As corrected through Wednesday, August 10, 2011


The People of the State of New York, Respondent,
v
Kenny King, Appellant.

[*1] Robert S. Dean, Center for Appellate Litigation, New York (Robin Nichinsky of counsel), for appellant.

Cyrus R. Vance, Jr., District Attorney, New York (Jaime Bachrach of counsel), for respondent.

Judgment, Supreme Court, New York County (Edward J. McLaughlin, J.), rendered April 29, 2008, convicting defendant, after a jury trial, of criminal sale of a controlled substance in the third degree and criminal possession of a controlled substance in the third and fifth degrees, and sentencing him, as a second felony drug offender, to concurrent terms of nine years, nine years, and four years, respectively, unanimously modified, as a matter of discretion in the interest of justice, to the extent of reducing the sentence on the third-degree sale and possession convictions to six years each, and otherwise affirmed.

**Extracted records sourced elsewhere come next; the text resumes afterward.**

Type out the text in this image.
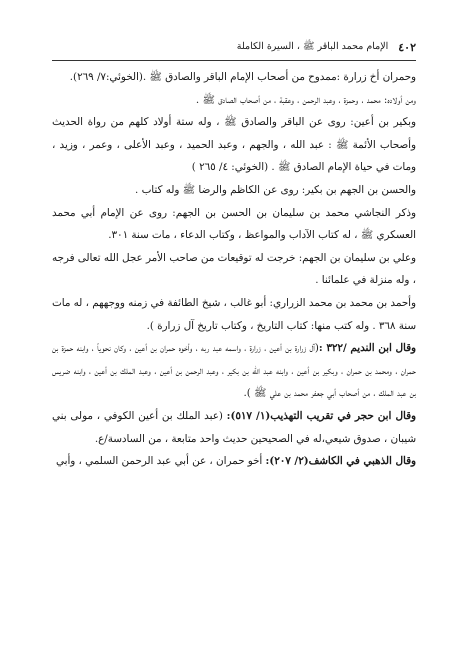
٤٠٢
الإمام محمد الباقر ﷺ ، السيرة الكاملة

وحمران أخ زرارة :ممدوح من أصحاب الإمام الباقر والصادق ﷺ .(الخوئي:٧/ ٢٦٩).

ومن أولاده: محمد ، وحمزة ، وعبد الرحمن ، وعقبة ، من أصحاب الصادق ﷺ .

وبكير بن أعين: روى عن الباقر والصادق ﷺ ، وله ستة أولاد كلهم من رواة الحديث وأصحاب الأئمة ﷺ : عبد الله ، والجهم ، وعبد الحميد ، وعبد الأعلى ، وعمر ، وزيد ، ومات في حياة الإمام الصادق ﷺ . (الخوئي: ٤/ ٢٦٥ )

والحسن بن الجهم بن بكير: روى عن الكاظم والرضا ﷺ وله كتاب .

وذكر النجاشي محمد بن سليمان بن الحسن بن الجهم: روى عن الإمام أبي محمد العسكري ﷺ ، له كتاب الآداب والمواعظ ، وكتاب الدعاء ، مات سنة ٣٠١.

وعلي بن سليمان بن الجهم: خرجت له توقيعات من صاحب الأمر عجل الله تعالى فرجه ، وله منزلة في علمائنا .

وأحمد بن محمد بن محمد الزراري: أبو غالب ، شيخ الطائفة في زمنه ووجههم ، له مات سنة ٣٦٨ . وله كتب منها: كتاب التاريخ ، وكتاب تاريخ آل زرارة ).

وقال ابن النديم /٣٢٢ :(آل زرارة بن أعين ، زرارة ، واسمه عبد ربه ، وأخوه حمران بن أعين ، وكان نحوياً ، وابنه حمزة بن حمران ، ومحمد بن حمران ، وبكير بن أعين ، وابنه عبد الله بن بكير ، وعبد الرحمن بن أعين ، وعبد الملك بن أعين ، وابنه ضريس بن عبد الملك ، من أصحاب أبي جعفر محمد بن علي ﷺ ).

وقال ابن حجر في تقريب التهذيب(١/ ٥١٧): (عبد الملك بن أعين الكوفي ، مولى بني شيبان ، صدوق شيعي،له في الصحيحين حديث واحد متابعة ، من السادسة/ع.

وقال الذهبي في الكاشف(٢/ ٢٠٧): أخو حمران ، عن أبي عبد الرحمن السلمي ، وأبي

The verdict was based on legally sufficient evidence and was not against the weight of the evidence (see People v Danielson, 9 NY3d 342, 348-349 [2007]). There is no basis for disturbing the jury's credibility determinations. The evidence established that an officer had an ample opportunity to observe the drug sale at issue by way of a surveillance camera that permitted him to see defendant's conduct as if he were only three or four feet away. The evidence also established the possession charges on an acting-in-concert theory.

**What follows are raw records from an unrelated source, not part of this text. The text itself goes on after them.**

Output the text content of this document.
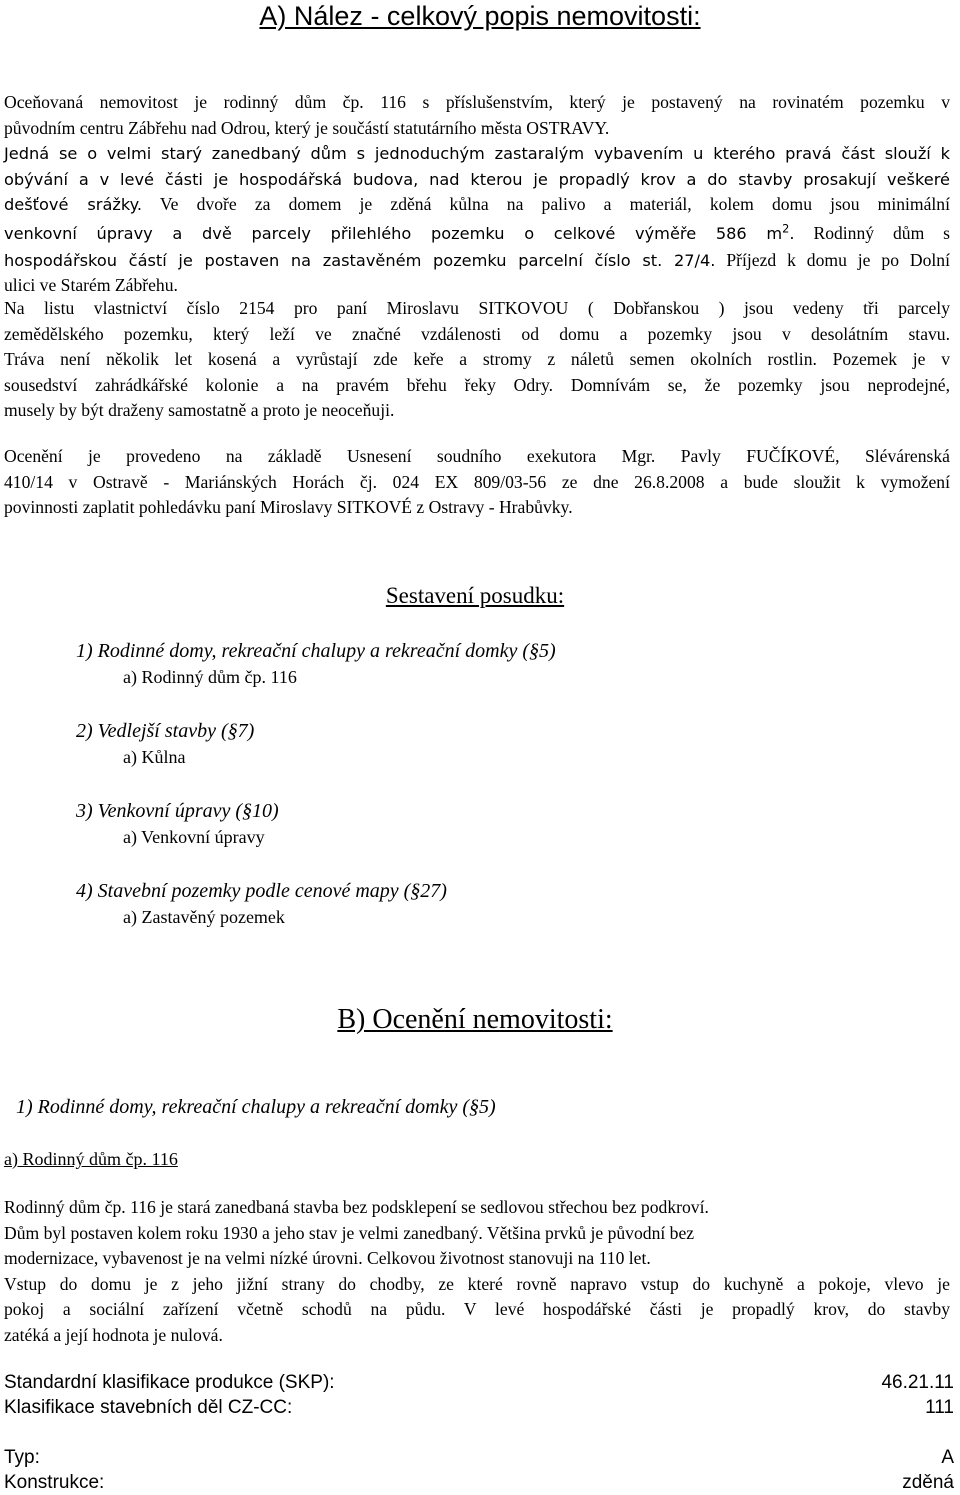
A) Nález - celkový popis nemovitosti:
Oceňovaná nemovitost je rodinný dům čp. 116 s příslušenstvím, který je postavený na rovinatém pozemku v
původním centru Zábřehu nad Odrou, který je součástí statutárního města OSTRAVY.
Jedná se o velmi starý zanedbaný dům s jednoduchým zastaralým vybavením u kterého pravá část slouží k
obývání a v levé části je hospodářská budova, nad kterou je propadlý krov a do stavby prosakují veškeré
dešťové srážky. Ve dvoře za domem je zděná kůlna na palivo a materiál, kolem domu jsou minimální
venkovní úpravy a dvě parcely přilehlého pozemku o celkové výměře 586 $m^2$. Rodinný dům s
hospodářskou částí je postaven na zastavěném pozemku parcelní číslo st. 27/4. Příjezd k domu je po Dolní
ulici ve Starém Zábřehu.
Na listu vlastnictví číslo 2154 pro paní Miroslavu SITKOVOU ( Dobřanskou ) jsou vedeny tři parcely
zemědělského pozemku, který leží ve značné vzdálenosti od domu a pozemky jsou v desolátním stavu.
Tráva není několik let kosená a vyrůstají zde keře a stromy z náletů semen okolních rostlin. Pozemek je v
sousedství zahrádkářské kolonie a na pravém břehu řeky Odry. Domnívám se, že pozemky jsou neprodejné,
musely by být draženy samostatně a proto je neoceňuji.
Ocenění je provedeno na základě Usnesení soudního exekutora Mgr. Pavly FUČÍKOVÉ, Slévárenská
410/14 v Ostravě - Mariánských Horách čj. 024 EX 809/03-56 ze dne 26.8.2008 a bude sloužit k vymožení
povinnosti zaplatit pohledávku paní Miroslavy SITKOVÉ z Ostravy - Hrabůvky.
Sestavení posudku:
1) Rodinné domy, rekreační chalupy a rekreační domky (§5)
a) Rodinný dům čp. 116
2) Vedlejší stavby (§7)
a) Kůlna
3) Venkovní úpravy (§10)
a) Venkovní úpravy
4) Stavební pozemky podle cenové mapy (§27)
a) Zastavěný pozemek
B) Ocenění nemovitosti:
1) Rodinné domy, rekreační chalupy a rekreační domky (§5)
a) Rodinný dům čp. 116
Rodinný dům čp. 116 je stará zanedbaná stavba bez podsklepení se sedlovou střechou bez podkroví.
Dům byl postaven kolem roku 1930 a jeho stav je velmi zanedbaný. Většina prvků je původní bez
modernizace, vybavenost je na velmi nízké úrovni. Celkovou životnost stanovuji na 110 let.
Vstup do domu je z jeho jižní strany do chodby, ze které rovně napravo vstup do kuchyně a pokoje, vlevo je
pokoj a sociální zařízení včetně schodů na půdu. V levé hospodářské části je propadlý krov, do stavby
zatéká a její hodnota je nulová.
Standardní klasifikace produkce (SKP):	46.21.11
Klasifikace stavebních děl CZ-CC:	111
Typ:	A
Konstrukce:	zděná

In this case, in responding to a note from the deliberating jury, the court properly exercised its discretion in declining defendant's request that it add the standard Criminal Jury Instructions (CJI) charge on accessorial liability to its supplemental instructions. In People v Hill (52 AD3d 380 [2008]), we reversed the conviction where the same court gave the same acting-in-concert charge at issue here. We stated that "[a]lthough a trial judge is not obligated to use the standard jury instructions . . . each time a judge declines to employ the carefully thought-out measured tone of the standard jury charge in favor of improvised language, an additional risk of reversal and a new trial is created" (52 AD3d at 382 [internal quotation marks and citation omitted]). However, Hill does not control here. In that case, where the offense was gang assault in the second degree, the "orchestra" analogy in the accessorial liability charge was erroneous because it did not adequately convey that, in order to find the defendant guilty of gang assault in the second degree, the defendant had to intend to cause physical injury and intend to aid the main actor in engaging in conduct constituting the offense. In this case, the court's instructions adequately conveyed that the People had the burden of proving beyond a reasonable doubt that defendant intended to sell and possess a controlled substance and intended to aid the main actor [*2]in engaging in such conduct. Nevertheless, we repeat the admonition that the better practice for the trial courts is, when feasible, to utilize the charges contained in the Criminal Jury Instructions.

Defendant did not preserve any of his other challenges to the court's main and supplemental charges, and we decline to review them in the interest of justice. As an alternative holding, we find no basis for reversal. Although, again, the CJI charge would have minimized the potential for jury confusion, it cannot be said that in instructing the jury as it did the court did not satisfactorily explain the concept of acting in concert as related to the facts (see People v Brooks, 217 AD2d 492 [1995], lv denied 86 NY2d 840 [1995]). Similarly, none of the other challenged portions of the main and supplemental charges deprived defendant of a fair trial.

We find the sentence to be excessive to the extent indicated. Concur—Mazzarelli, J.P., Sweeny, DeGrasse, Freedman and Abdus-Salaam, JJ.